Procurement 20/20: Supply Entrepreneurship in a Changing World - book review

A new book on procurement is always of interest but too often takes on the 'emperor's new clothes. Unfortunately, even though this is a book written by four McKiksey consultants, little is new. 

For example, the authors take Lamming's suggestion of purchasing needing to become External Resource Management (1993) and provide examples that becoming a reality. Sadly Lamming doesn't get an acknowledgement of the rebranded concept. That would be understandable if it were not that McKinsey's father of the Kraljic model is used as a springboard for the book.

Great examples are trotted out, but yet a blindspot exists by not recognising the problems Apple and others encountered through using Foxconn. Instead Apple's outsourcing to Foxconn is viewed as exemplar! So, for example, "Apple maintains control over nearly every step along the value chain. ... The orchestration is so tight and extensive that Apple places electronic monitors into some parts boxes at supplier sights to allow remote monitoring of production speed and discourage product theft". Then think of the problems I've highlighted in this blog previously encounered by Apple and Foxconn!


I like the style of arguing throughout the book why procurement is well placed to take advantage of the business changes discussed. But those arguments are not new. In fact little in the book is remotely new, take as another example, the section on CSR - the authors view of best practice was actually being practiced in the mid 1990s!

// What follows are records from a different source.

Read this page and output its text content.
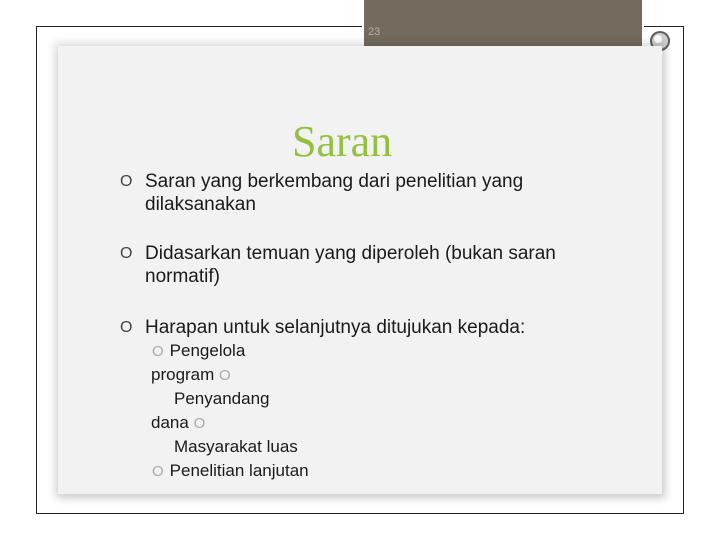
23
Saran
O Saran yang berkembang dari penelitian yang dilaksanakan
O Didasarkan temuan yang diperoleh (bukan saran normatif)
O Harapan untuk selanjutnya ditujukan kepada:
O Pengelola
program O
Penyandang
dana O
Masyarakat luas
O Penelitian lanjutan
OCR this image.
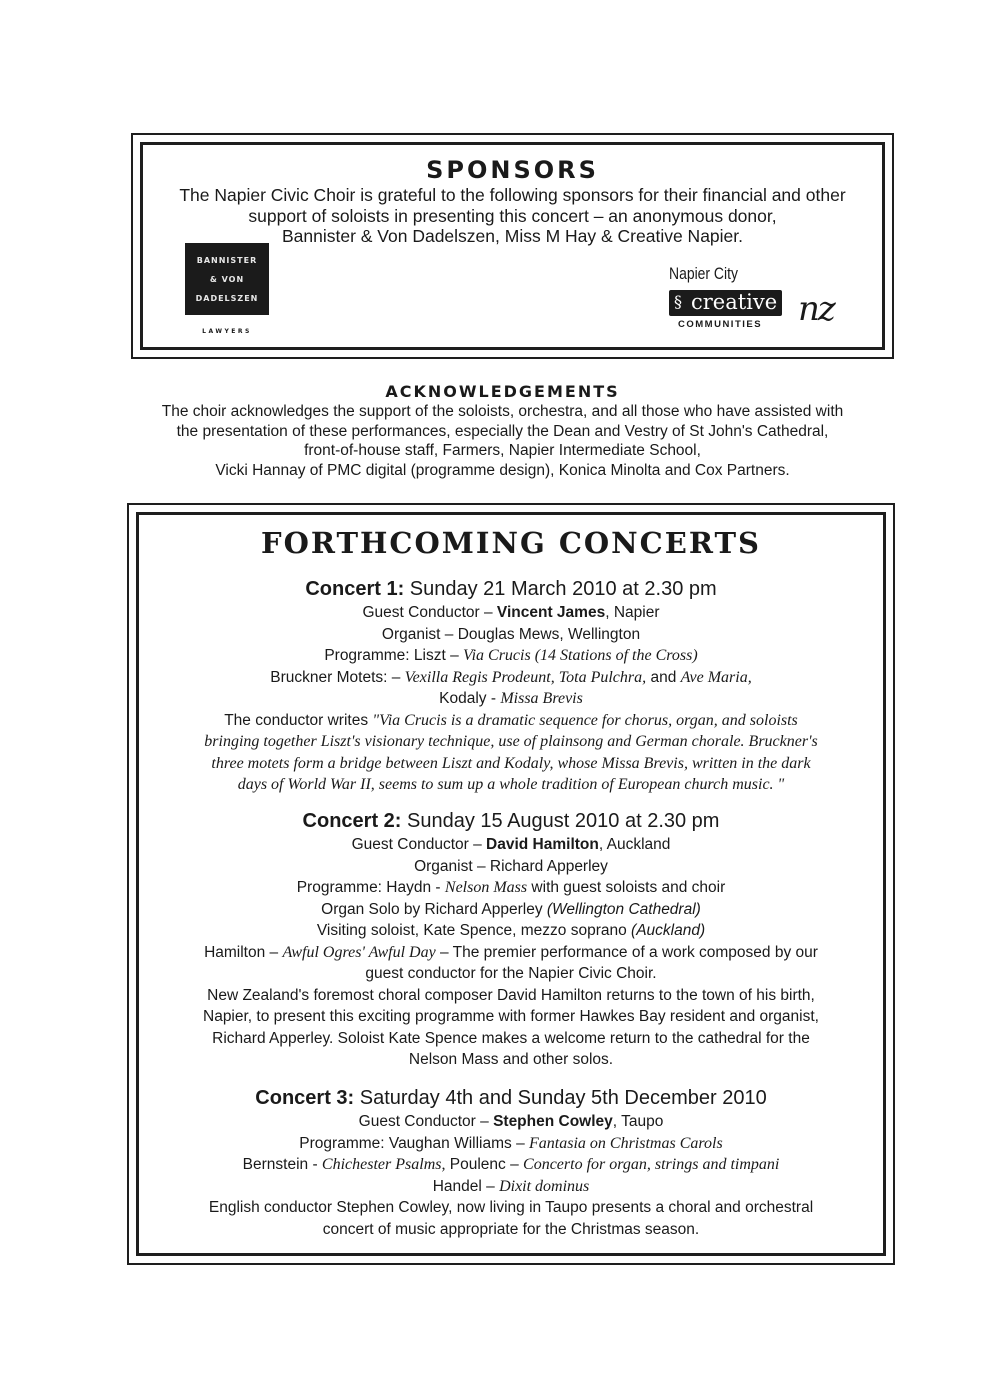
SPONSORS
The Napier Civic Choir is grateful to the following sponsors for their financial and other
support of soloists in presenting this concert – an anonymous donor,
Bannister & Von Dadelszen, Miss M Hay & Creative Napier.
BANNISTER
& VON
DADELSZEN
LAWYERS
Napier City
creative
§	nz
COMMUNITIES
ACKNOWLEDGEMENTS
The choir acknowledges the support of the soloists, orchestra, and all those who have assisted with
the presentation of these performances, especially the Dean and Vestry of St John's Cathedral,
front-of-house staff, Farmers, Napier Intermediate School,
Vicki Hannay of PMC digital (programme design), Konica Minolta and Cox Partners.
FORTHCOMING CONCERTS
Concert 1: Sunday 21 March 2010 at 2.30 pm
Guest Conductor – Vincent James, Napier
Organist – Douglas Mews, Wellington
Programme: Liszt – Via Crucis (14 Stations of the Cross)
Bruckner Motets: – Vexilla Regis Prodeunt, Tota Pulchra, and Ave Maria,
Kodaly - Missa Brevis
The conductor writes "Via Crucis is a dramatic sequence for chorus, organ, and soloists
bringing together Liszt's visionary technique, use of plainsong and German chorale. Bruckner's
three motets form a bridge between Liszt and Kodaly, whose Missa Brevis, written in the dark
days of World War II, seems to sum up a whole tradition of European church music. "
Concert 2: Sunday 15 August 2010 at 2.30 pm
Guest Conductor – David Hamilton, Auckland
Organist – Richard Apperley
Programme: Haydn - Nelson Mass with guest soloists and choir
Organ Solo by Richard Apperley (Wellington Cathedral)
Visiting soloist, Kate Spence, mezzo soprano (Auckland)
Hamilton – Awful Ogres' Awful Day – The premier performance of a work composed by our
guest conductor for the Napier Civic Choir.
New Zealand's foremost choral composer David Hamilton returns to the town of his birth,
Napier, to present this exciting programme with former Hawkes Bay resident and organist,
Richard Apperley. Soloist Kate Spence makes a welcome return to the cathedral for the
Nelson Mass and other solos.
Concert 3: Saturday 4th and Sunday 5th December 2010
Guest Conductor – Stephen Cowley, Taupo
Programme: Vaughan Williams – Fantasia on Christmas Carols
Bernstein - Chichester Psalms, Poulenc – Concerto for organ, strings and timpani
Handel – Dixit dominus
English conductor Stephen Cowley, now living in Taupo presents a choral and orchestral
concert of music appropriate for the Christmas season.
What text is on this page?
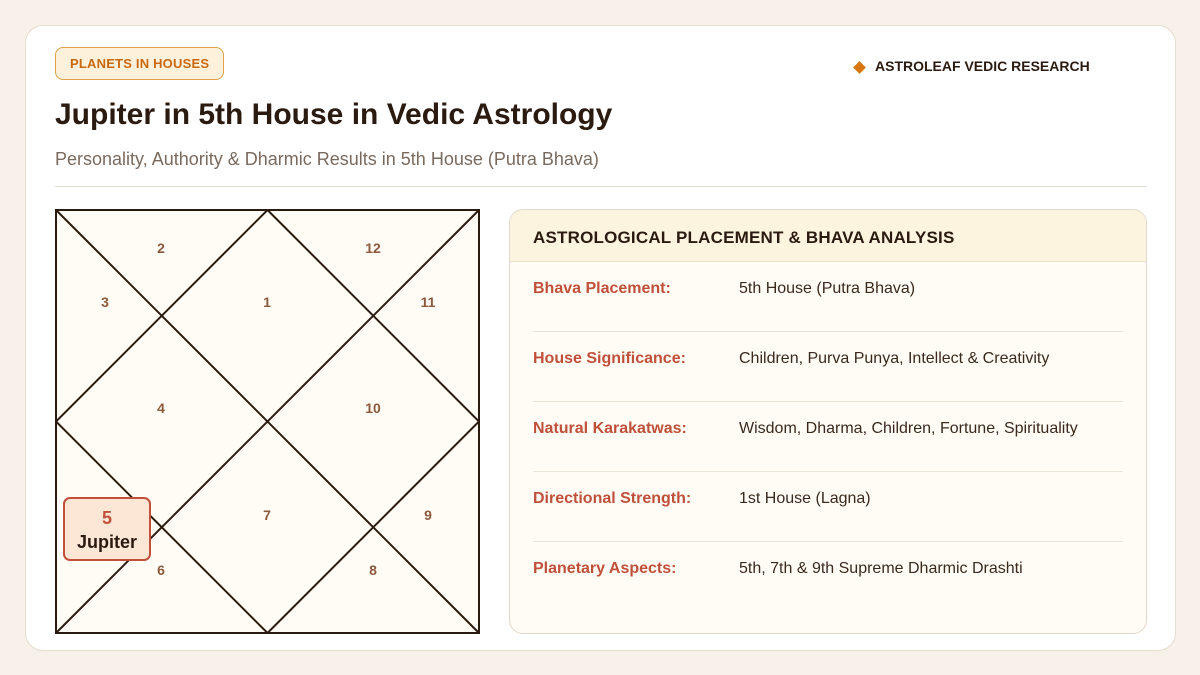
PLANETS IN HOUSES	ASTROLEAF VEDIC RESEARCH
Jupiter in 5th House in Vedic Astrology
Personality, Authority & Dharmic Results in 5th House (Putra Bhava)
1
2
3
4
6
7
8
9
10
11
12
5
Jupiter
ASTROLOGICAL PLACEMENT & BHAVA ANALYSIS
Bhava Placement:	5th House (Putra Bhava)
House Significance:	Children, Purva Punya, Intellect & Creativity
Natural Karakatwas:	Wisdom, Dharma, Children, Fortune, Spirituality
Directional Strength:	1st House (Lagna)
Planetary Aspects:	5th, 7th & 9th Supreme Dharmic Drashti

The most disappointing section was the discussion on digital procurement. This lacked vision, was more concerned about data-mining at a fairly rudimentary level, and gave scant attention to how social collaboration could transform procurement's role. It seems hard to believe the authors illustrated so little thought leadership.

Having said that, the most useful chapter, to me, was 'Volatility as the New Normal' which had some very good advice on risk management.

Who is the book for? If you're a CPO and the stuff in the book isn't already on you radar, then I suspect, your chances of leading the required change are limited. While if you're already addressing these approaches, how does the book help you?  Perhaps it's real benefit is in bringing together previously published concepts which have not gone out of print.  


I suspect, the real audience should be CX's who don't quite understand the value procurement could bring, and want to understand what's necessary to bring about change - that can't be a bad thing.